Jake's Hallowe'en started earlier in the week as he got to dress up in his costume for Beavers.
Erin - an aide at the nursery school and in our home in the afternoons
Here is Ella the elephant - the siblings got to join in the fun as well
Owen M. the lion did a great job of keeping on his hood.. ask Mom how many hours of practice that took!
Owen was tired out after the grueling task of begging door to door for candy.
Will was at attention at circle-time beside his friend, Harrison.
The whole morning was an amazing experience for me to watch. Our kids are doing so well in their school and programs and we take such pride in everything they are accomplishing, be it learning new daily living skills, imitation or matching, etc. But to see how important it is to their teachers to teach the boys skills that can let them be typical kids doing typical kid things.. it really makes me emotional and I am sincerely filled with such gratitude that our support system (our aides, our teachers, social workers, etc) value the same things that we do and they are dedicated to make it happen.
Just imagine the process and I wish you could have seen how cute the kids looked as they went through their routine: lining up at the nursery school door with plastic pumpkins in hand. Each pumpkin had a labelled photograph of candy that the children learned to hand over to whoever opened their office door (they trick-or-treated in the same office building where the nursery school is located). This photograph was their form of communicating "trick-or-treat" and the kids understood that they then had to wait with their pumpkin basket extended to receive the exchange of candy. Upon the opening of the doors, with the employees inside already anticipating the kids' visits, all of us in the hall yelled "trick or treat" with no upset or tantrums. The kids shyly (Owen) or aggressively (Will) went into the office to do their exchange, then they all patiently waited until it was time to move on to the next door. It was great.

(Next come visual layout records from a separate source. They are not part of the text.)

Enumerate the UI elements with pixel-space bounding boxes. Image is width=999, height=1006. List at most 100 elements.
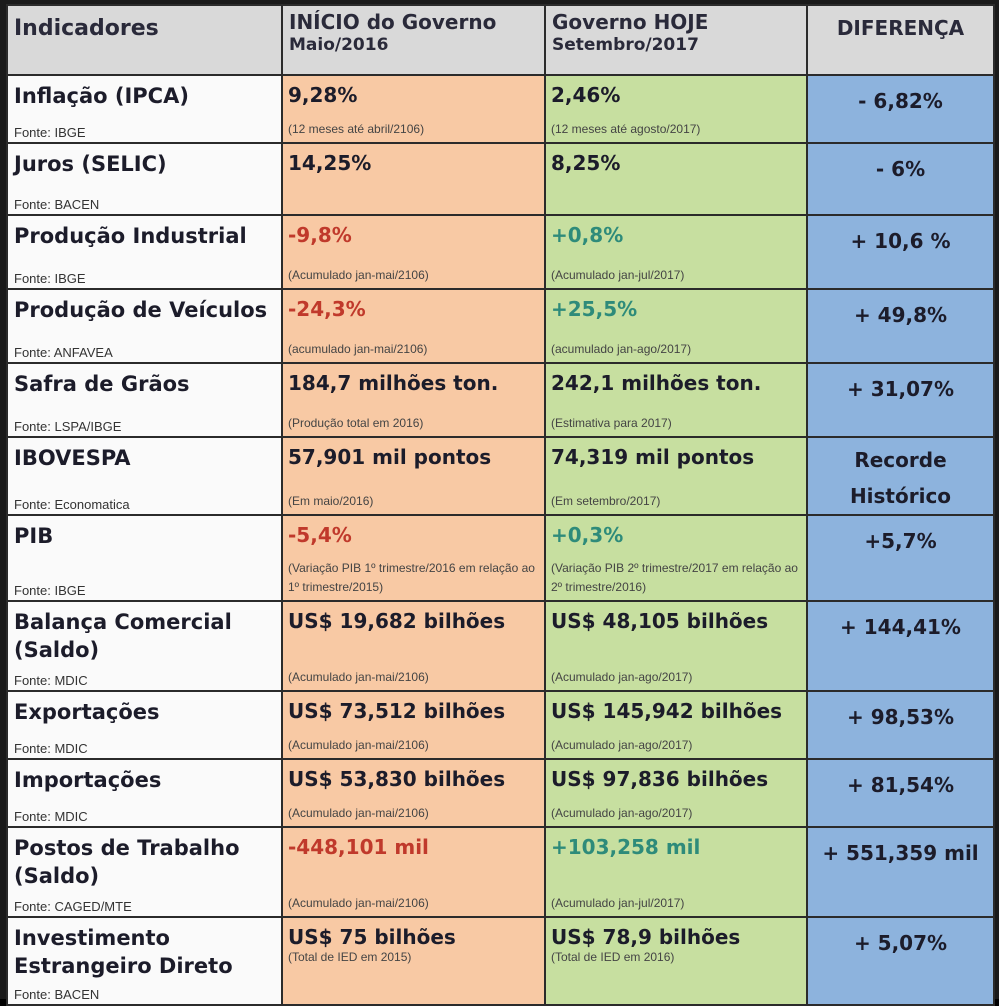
indicator-source: Fonte: IBGE bbox=[14, 271, 86, 286]
header-hoje-title: Governo HOJE bbox=[552, 10, 709, 34]
header-indicadores-label: Indicadores bbox=[14, 16, 159, 41]
header-inicio: INÍCIO do Governo Maio/2016 bbox=[281, 4, 546, 76]
hoje-cell: 74,319 mil pontos (Em setembro/2017) bbox=[544, 436, 808, 516]
hoje-value: US$ 48,105 bilhões bbox=[551, 609, 769, 633]
header-hoje: Governo HOJE Setembro/2017 bbox=[544, 4, 808, 76]
diferenca-cell: + 81,54% bbox=[806, 758, 995, 828]
inicio-note: (Acumulado jan-mai/2106) bbox=[288, 896, 429, 910]
inicio-cell: 9,28% (12 meses até abril/2106) bbox=[281, 74, 546, 144]
inicio-cell: 57,901 mil pontos (Em maio/2016) bbox=[281, 436, 546, 516]
diferenca-cell: + 5,07% bbox=[806, 916, 995, 1006]
diferenca-cell: + 49,8% bbox=[806, 288, 995, 364]
inicio-value: US$ 75 bilhões bbox=[288, 925, 456, 949]
hoje-note: (Acumulado jan-jul/2017) bbox=[551, 268, 685, 282]
table-row: Produção de Veículos Fonte: ANFAVEA -24,3… bbox=[6, 288, 995, 364]
indicator-name: PIB bbox=[14, 524, 54, 548]
hoje-note: (acumulado jan-ago/2017) bbox=[551, 342, 692, 356]
inicio-value: 57,901 mil pontos bbox=[288, 445, 492, 469]
diferenca-cell: +5,7% bbox=[806, 514, 995, 602]
table-row: Balança Comercial (Saldo) Fonte: MDIC US$ … bbox=[6, 600, 995, 692]
hoje-cell: +0,3% (Variação PIB 2º trimestre/2017 em … bbox=[544, 514, 808, 602]
diferenca-cell: - 6,82% bbox=[806, 74, 995, 144]
indicator-name: Safra de Grãos bbox=[14, 372, 190, 396]
header-diferenca: DIFERENÇA bbox=[806, 4, 995, 76]
inicio-cell: US$ 53,830 bilhões (Acumulado jan-mai/210… bbox=[281, 758, 546, 828]
inicio-note: (Acumulado jan-mai/2106) bbox=[288, 806, 429, 820]
hoje-cell: +103,258 mil (Acumulado jan-jul/2017) bbox=[544, 826, 808, 918]
inicio-cell: US$ 75 bilhões (Total de IED em 2015) bbox=[281, 916, 546, 1006]
header-row: Indicadores INÍCIO do Governo Maio/2016 … bbox=[6, 4, 995, 76]
hoje-cell: US$ 48,105 bilhões (Acumulado jan-ago/201… bbox=[544, 600, 808, 692]
indicator-name: Inflação (IPCA) bbox=[14, 84, 189, 108]
inicio-note: (12 meses até abril/2106) bbox=[288, 122, 425, 136]
indicator-source: Fonte: BACEN bbox=[14, 987, 100, 1002]
inicio-cell: US$ 73,512 bilhões (Acumulado jan-mai/210… bbox=[281, 690, 546, 760]
inicio-value: US$ 53,830 bilhões bbox=[288, 767, 506, 791]
indicator-source: Fonte: MDIC bbox=[14, 673, 88, 688]
hoje-note: (Em setembro/2017) bbox=[551, 494, 661, 508]
indicator-cell: IBOVESPA Fonte: Economatica bbox=[6, 436, 283, 516]
inicio-value: 184,7 milhões ton. bbox=[288, 371, 499, 395]
hoje-value: US$ 78,9 bilhões bbox=[551, 925, 741, 949]
inicio-cell: 184,7 milhões ton. (Produção total em 201… bbox=[281, 362, 546, 438]
diferenca-cell: + 98,53% bbox=[806, 690, 995, 760]
indicator-name-line2: (Saldo) bbox=[14, 638, 100, 662]
inicio-note: (Variação PIB 1º trimestre/2016 em relaç… bbox=[288, 561, 535, 594]
hoje-note: (Estimativa para 2017) bbox=[551, 416, 672, 430]
header-inicio-sub: Maio/2016 bbox=[289, 35, 389, 55]
inicio-note: (Total de IED em 2015) bbox=[288, 950, 412, 964]
inicio-value: 14,25% bbox=[288, 151, 372, 175]
diferenca-cell: + 551,359 mil bbox=[806, 826, 995, 918]
indicator-cell: Inflação (IPCA) Fonte: IBGE bbox=[6, 74, 283, 144]
inicio-value: US$ 19,682 bilhões bbox=[288, 609, 506, 633]
indicator-source: Fonte: IBGE bbox=[14, 125, 86, 140]
hoje-note: (Variação PIB 2º trimestre/2017 em relaç… bbox=[551, 561, 798, 594]
hoje-value: 2,46% bbox=[551, 83, 621, 107]
hoje-note: (Acumulado jan-ago/2017) bbox=[551, 670, 693, 684]
indicator-name: Importações bbox=[14, 768, 162, 792]
diferenca-cell: Recorde Histórico bbox=[806, 436, 995, 516]
diferenca-cell: + 10,6 % bbox=[806, 214, 995, 290]
indicator-source: Fonte: CAGED/MTE bbox=[14, 899, 132, 914]
indicator-name: Juros (SELIC) bbox=[14, 152, 167, 176]
indicator-name: Exportações bbox=[14, 700, 160, 724]
hoje-note: (Acumulado jan-ago/2017) bbox=[551, 738, 693, 752]
inicio-note: (Acumulado jan-mai/2106) bbox=[288, 738, 429, 752]
indicator-source: Fonte: IBGE bbox=[14, 583, 86, 598]
indicator-cell: Balança Comercial (Saldo) Fonte: MDIC bbox=[6, 600, 283, 692]
diferenca-value: + 10,6 % bbox=[850, 229, 951, 253]
indicator-cell: Postos de Trabalho (Saldo) Fonte: CAGED/MT… bbox=[6, 826, 283, 918]
indicator-cell: Importações Fonte: MDIC bbox=[6, 758, 283, 828]
hoje-cell: +0,8% (Acumulado jan-jul/2017) bbox=[544, 214, 808, 290]
inicio-note: (Acumulado jan-mai/2106) bbox=[288, 670, 429, 684]
hoje-value: +0,3% bbox=[551, 523, 624, 547]
indicator-name-line1: Investimento bbox=[14, 926, 170, 950]
diferenca-cell: - 6% bbox=[806, 142, 995, 216]
hoje-cell: US$ 97,836 bilhões (Acumulado jan-ago/201… bbox=[544, 758, 808, 828]
inicio-note: (acumulado jan-mai/2106) bbox=[288, 342, 428, 356]
indicator-source: Fonte: MDIC bbox=[14, 741, 88, 756]
indicator-cell: Produção Industrial Fonte: IBGE bbox=[6, 214, 283, 290]
header-indicadores: Indicadores bbox=[6, 4, 283, 76]
inicio-value: 9,28% bbox=[288, 83, 358, 107]
diferenca-value-line1: Recorde bbox=[854, 448, 947, 472]
indicator-name: Produção Industrial bbox=[14, 224, 247, 248]
indicator-name: IBOVESPA bbox=[14, 446, 131, 470]
table-row: Inflação (IPCA) Fonte: IBGE 9,28% (12 mese… bbox=[6, 74, 995, 144]
hoje-value: 74,319 mil pontos bbox=[551, 445, 755, 469]
hoje-value: 8,25% bbox=[551, 151, 621, 175]
diferenca-value: + 98,53% bbox=[846, 705, 955, 729]
table-row: Importações Fonte: MDIC US$ 53,830 bilhõe… bbox=[6, 758, 995, 828]
inicio-note: (Em maio/2016) bbox=[288, 494, 374, 508]
indicators-table: Indicadores INÍCIO do Governo Maio/2016 … bbox=[6, 4, 995, 1006]
diferenca-value: + 551,359 mil bbox=[822, 841, 979, 865]
inicio-value: -448,101 mil bbox=[288, 835, 429, 859]
indicator-name-line2: (Saldo) bbox=[14, 864, 100, 888]
indicator-source: Fonte: MDIC bbox=[14, 809, 88, 824]
hoje-note: (12 meses até agosto/2017) bbox=[551, 122, 701, 136]
hoje-cell: 8,25% bbox=[544, 142, 808, 216]
header-hoje-sub: Setembro/2017 bbox=[552, 35, 699, 55]
hoje-cell: US$ 78,9 bilhões (Total de IED em 2016) bbox=[544, 916, 808, 1006]
hoje-value: 242,1 milhões ton. bbox=[551, 371, 762, 395]
hoje-value: US$ 145,942 bilhões bbox=[551, 699, 783, 723]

I admit that there are many times when we assume that the boys are indifferent to what we are doing as a family. Activities are mostly determined based on what Jake wants to do and whether Owen and Will will have the patience to follow along. Very rarely do the twins actively participate in the activity, but we go through the motions with them anyway. This year, the boys were able to be a real part of it. I can only say thanks to their school for making that happen.